Bite size reflections on the plethora of stimuli that drift in through my (more or less) open mind: commentaries, ideas, book reviews, resonances struck and ire stirred. My way of exposing my side of the conversation with other minds encountered. I also blog about the Okal Rel Universe, my own fictional enterprise, at Reality Skimming.)

by Lynda: Sci-Fi Author, Educator, Technologist.


Friday, March 18, 2005

The Dying Poem by Robert Budde

"The question becomes, am I part of the script? Am I in it?"


the dying poem is prose poetry, like Robert Budde's earlier novel Misshapen. It is less about events in the world, than the interplay of those events and the meanings they dress themselves in, as they are absorbed by people trapped in the involuntary art of living. Or in the case of the dying poem, seduced by the finality of death.

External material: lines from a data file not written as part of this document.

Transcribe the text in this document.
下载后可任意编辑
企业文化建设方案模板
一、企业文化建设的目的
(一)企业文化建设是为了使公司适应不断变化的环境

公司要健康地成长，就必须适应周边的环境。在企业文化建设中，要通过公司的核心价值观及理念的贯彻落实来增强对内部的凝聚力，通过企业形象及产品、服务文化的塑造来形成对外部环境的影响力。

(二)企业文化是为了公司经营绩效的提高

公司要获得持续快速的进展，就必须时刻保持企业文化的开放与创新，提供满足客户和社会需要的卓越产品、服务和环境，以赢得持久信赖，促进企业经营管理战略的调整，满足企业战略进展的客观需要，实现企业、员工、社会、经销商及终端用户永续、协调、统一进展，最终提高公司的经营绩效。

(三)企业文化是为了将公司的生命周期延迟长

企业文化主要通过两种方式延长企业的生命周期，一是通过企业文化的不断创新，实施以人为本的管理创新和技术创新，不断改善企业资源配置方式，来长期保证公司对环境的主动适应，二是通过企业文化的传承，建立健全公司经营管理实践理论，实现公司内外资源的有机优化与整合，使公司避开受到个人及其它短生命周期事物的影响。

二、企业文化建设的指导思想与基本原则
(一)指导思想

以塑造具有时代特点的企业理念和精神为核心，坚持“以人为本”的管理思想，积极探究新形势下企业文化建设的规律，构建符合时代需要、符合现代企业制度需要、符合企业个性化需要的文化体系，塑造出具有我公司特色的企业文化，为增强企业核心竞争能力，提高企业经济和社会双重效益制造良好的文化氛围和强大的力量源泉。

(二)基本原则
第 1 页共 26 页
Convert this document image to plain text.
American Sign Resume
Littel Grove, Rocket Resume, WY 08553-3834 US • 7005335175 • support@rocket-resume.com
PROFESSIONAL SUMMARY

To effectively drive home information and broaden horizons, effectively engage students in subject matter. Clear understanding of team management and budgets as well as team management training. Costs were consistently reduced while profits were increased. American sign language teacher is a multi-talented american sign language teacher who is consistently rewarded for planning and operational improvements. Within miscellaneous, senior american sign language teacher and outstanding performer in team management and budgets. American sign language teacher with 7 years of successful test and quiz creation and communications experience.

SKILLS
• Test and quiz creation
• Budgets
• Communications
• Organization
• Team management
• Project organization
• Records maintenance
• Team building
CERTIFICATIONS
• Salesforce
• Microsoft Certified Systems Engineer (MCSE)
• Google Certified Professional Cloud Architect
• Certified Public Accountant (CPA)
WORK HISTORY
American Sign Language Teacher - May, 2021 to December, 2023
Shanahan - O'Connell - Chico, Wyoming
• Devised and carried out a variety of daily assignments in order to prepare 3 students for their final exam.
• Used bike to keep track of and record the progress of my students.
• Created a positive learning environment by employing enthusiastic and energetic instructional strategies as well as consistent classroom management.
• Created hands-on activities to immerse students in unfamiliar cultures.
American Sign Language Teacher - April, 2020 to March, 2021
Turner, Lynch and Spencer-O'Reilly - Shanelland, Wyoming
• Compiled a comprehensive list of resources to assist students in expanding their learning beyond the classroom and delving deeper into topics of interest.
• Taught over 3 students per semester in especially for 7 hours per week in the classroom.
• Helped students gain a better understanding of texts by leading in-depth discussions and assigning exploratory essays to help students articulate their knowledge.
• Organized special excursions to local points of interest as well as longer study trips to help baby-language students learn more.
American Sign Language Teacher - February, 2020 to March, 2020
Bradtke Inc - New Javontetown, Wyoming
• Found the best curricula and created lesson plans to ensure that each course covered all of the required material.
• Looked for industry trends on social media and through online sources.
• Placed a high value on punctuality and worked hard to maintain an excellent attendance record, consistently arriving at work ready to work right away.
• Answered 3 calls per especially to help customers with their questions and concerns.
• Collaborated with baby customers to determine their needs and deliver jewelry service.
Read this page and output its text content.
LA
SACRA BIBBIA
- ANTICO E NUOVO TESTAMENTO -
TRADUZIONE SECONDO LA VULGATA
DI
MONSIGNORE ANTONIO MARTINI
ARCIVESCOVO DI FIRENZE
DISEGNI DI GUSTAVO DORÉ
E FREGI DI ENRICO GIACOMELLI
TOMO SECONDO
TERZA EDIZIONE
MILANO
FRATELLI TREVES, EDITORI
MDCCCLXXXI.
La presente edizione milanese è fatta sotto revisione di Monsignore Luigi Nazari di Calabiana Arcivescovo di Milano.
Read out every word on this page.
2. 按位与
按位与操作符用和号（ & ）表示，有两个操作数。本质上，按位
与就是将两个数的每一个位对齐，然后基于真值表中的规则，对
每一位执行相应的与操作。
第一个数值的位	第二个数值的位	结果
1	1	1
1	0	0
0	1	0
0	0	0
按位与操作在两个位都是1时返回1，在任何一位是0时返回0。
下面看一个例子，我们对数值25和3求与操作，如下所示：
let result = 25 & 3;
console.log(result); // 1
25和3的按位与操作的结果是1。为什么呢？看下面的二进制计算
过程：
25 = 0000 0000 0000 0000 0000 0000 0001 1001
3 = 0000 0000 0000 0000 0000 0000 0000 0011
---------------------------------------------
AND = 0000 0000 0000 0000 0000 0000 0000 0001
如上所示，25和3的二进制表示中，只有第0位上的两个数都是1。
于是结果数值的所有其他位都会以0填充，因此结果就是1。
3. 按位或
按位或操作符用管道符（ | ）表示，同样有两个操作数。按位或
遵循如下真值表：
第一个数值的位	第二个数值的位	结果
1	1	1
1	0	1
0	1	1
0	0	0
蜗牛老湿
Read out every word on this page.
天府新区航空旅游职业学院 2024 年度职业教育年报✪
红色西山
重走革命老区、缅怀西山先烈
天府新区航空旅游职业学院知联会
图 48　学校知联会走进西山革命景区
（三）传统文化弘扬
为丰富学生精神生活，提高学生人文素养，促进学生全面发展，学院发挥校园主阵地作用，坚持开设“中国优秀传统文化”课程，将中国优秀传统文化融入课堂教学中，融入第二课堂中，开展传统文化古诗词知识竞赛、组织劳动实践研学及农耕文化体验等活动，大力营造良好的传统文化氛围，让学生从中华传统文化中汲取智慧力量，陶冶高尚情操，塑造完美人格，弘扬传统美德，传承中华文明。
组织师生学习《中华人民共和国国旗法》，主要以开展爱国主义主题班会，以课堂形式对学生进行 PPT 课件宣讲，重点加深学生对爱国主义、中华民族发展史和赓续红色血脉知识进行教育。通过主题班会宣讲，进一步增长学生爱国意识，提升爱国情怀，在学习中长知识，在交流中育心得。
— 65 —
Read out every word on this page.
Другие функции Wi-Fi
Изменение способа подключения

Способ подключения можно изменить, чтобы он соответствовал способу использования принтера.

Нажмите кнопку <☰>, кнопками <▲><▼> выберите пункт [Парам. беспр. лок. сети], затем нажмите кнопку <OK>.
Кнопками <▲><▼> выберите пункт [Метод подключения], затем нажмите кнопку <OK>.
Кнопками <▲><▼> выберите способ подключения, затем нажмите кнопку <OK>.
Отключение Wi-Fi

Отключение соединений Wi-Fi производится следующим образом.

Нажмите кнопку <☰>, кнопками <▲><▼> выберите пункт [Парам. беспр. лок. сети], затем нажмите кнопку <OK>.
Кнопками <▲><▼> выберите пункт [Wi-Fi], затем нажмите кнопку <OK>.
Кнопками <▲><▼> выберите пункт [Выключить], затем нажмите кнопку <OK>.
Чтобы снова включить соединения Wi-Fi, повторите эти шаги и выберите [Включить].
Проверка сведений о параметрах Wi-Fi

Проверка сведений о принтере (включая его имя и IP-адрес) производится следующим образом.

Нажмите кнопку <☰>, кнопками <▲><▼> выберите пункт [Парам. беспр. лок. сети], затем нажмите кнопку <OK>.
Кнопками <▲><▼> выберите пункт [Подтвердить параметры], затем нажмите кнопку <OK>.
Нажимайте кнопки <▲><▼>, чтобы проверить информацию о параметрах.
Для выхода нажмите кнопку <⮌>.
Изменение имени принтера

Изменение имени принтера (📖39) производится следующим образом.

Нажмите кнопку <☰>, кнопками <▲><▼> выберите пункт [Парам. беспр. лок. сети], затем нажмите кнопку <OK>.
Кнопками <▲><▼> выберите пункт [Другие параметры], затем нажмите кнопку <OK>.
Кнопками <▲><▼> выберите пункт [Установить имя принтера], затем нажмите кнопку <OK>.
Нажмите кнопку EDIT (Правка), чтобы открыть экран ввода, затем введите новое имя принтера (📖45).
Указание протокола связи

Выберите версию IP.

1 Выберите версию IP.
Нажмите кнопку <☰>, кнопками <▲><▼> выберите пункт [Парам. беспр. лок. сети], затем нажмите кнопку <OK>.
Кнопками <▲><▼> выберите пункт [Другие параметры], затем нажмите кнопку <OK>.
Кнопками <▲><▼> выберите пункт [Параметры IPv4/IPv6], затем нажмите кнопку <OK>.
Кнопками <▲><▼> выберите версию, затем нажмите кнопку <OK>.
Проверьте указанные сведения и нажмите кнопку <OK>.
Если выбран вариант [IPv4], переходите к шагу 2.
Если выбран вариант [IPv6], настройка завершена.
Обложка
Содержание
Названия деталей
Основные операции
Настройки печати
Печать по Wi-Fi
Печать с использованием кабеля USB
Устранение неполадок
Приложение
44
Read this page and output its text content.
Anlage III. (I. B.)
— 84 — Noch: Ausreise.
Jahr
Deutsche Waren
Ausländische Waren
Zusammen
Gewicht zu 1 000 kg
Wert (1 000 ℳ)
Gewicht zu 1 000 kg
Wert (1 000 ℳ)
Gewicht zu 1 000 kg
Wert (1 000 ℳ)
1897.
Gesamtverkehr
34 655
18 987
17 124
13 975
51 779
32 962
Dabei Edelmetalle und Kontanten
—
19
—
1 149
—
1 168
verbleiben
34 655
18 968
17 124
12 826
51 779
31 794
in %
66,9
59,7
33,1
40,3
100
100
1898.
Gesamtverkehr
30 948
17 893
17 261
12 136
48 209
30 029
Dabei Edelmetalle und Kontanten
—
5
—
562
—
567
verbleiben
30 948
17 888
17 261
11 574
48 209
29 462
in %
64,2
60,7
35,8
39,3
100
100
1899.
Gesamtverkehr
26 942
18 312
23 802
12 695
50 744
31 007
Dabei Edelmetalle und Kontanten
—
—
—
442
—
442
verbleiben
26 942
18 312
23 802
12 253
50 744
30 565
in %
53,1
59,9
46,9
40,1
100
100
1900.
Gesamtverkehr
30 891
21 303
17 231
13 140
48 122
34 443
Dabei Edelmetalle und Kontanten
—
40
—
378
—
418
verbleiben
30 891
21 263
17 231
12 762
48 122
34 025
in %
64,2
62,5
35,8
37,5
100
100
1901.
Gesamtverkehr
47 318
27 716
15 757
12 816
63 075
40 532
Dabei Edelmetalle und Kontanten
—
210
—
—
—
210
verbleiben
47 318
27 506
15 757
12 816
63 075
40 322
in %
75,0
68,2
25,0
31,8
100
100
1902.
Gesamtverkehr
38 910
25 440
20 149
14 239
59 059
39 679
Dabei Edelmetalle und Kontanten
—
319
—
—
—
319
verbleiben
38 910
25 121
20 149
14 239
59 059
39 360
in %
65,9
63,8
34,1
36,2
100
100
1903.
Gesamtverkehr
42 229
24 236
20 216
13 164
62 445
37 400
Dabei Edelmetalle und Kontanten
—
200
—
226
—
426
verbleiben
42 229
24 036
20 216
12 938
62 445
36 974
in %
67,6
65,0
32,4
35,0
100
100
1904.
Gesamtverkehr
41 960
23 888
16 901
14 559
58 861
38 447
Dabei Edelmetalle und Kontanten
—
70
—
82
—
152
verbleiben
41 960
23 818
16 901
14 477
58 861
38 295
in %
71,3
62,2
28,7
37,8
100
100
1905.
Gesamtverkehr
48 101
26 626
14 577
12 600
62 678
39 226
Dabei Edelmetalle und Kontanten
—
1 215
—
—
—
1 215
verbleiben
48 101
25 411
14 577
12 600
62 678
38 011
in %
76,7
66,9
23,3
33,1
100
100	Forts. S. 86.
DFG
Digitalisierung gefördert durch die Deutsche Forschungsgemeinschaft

I recommend reading this book slowly, in sips. It makes sense as overlays of lives and images. Art and artists. It is about death, and the meaning death can give to a life that had worn itself thread bare with the hunt for meaning, with only indifferent success. But it is not a celebration of nihilistic ennui. It is about three artists, Henry, Jay and Dee, whose lives are drawn together over the enigma of Henry's suicide, and ultimately resolved through art itself. They cannot touch each other except through their art, as if on another plane, where only the abstract is real.


The poetry of the book, cast as prose, is gentle and lush despite the harsh subject, sparingly told.